The garden is a place where people can meet and connect through mutual difficulties, with the ultimate goal of working together for a better future.

“One of our organizational goals is to connect people with each other who are going through the same struggles and issues,” Creed said. “I think that’s another way we hope the garden can be used, just connecting people during conversations. … How can we work together to solve this or fight against some kind of oppression?

The RDC garden may be in its second growing season, but the organization has a prolific vision for its future.

“We will have open plots for the community (so) they can have access to very good food. … They can just come to the park and say, you know, I need herbs for this meal or vegetables,” Sipe said.

The current garden is made up of two plots and a handful of fruit trees.

Sipe said the goal is to create a “food forest” on the edge of the park. Creed said she hopes with the crowdfunding they can build a shed for tools and supplies soon.

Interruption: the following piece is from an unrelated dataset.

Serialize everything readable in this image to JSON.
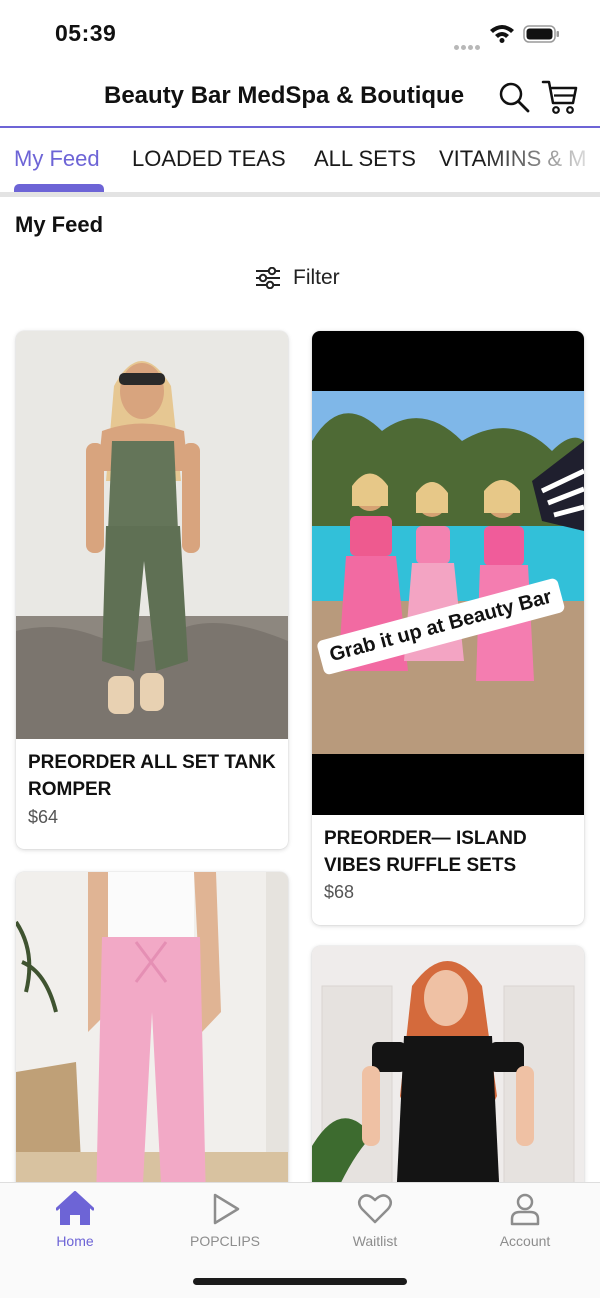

“It’s going to take a while, but we have the idea of ​​creating a big food forest in the back where the trees are so that it’s sort of layered,” Sipe said. “You’ll have your biggest canopy with the biggest fruit trees and nut trees, and then you’ll have smaller fruit trees and down to the bushes and vegetables growing at the bottom.”

Red Dirt Collective meets all Sunday at 10 a.m. in Colonial Commons Park to work on their garden. They are always eager for people to come and volunteer and learn about the garden, Sipe said. Earth the garden hosts working days some evenings behind the cafe. Loveworks is always open to volunteers and also organizes gardening hours.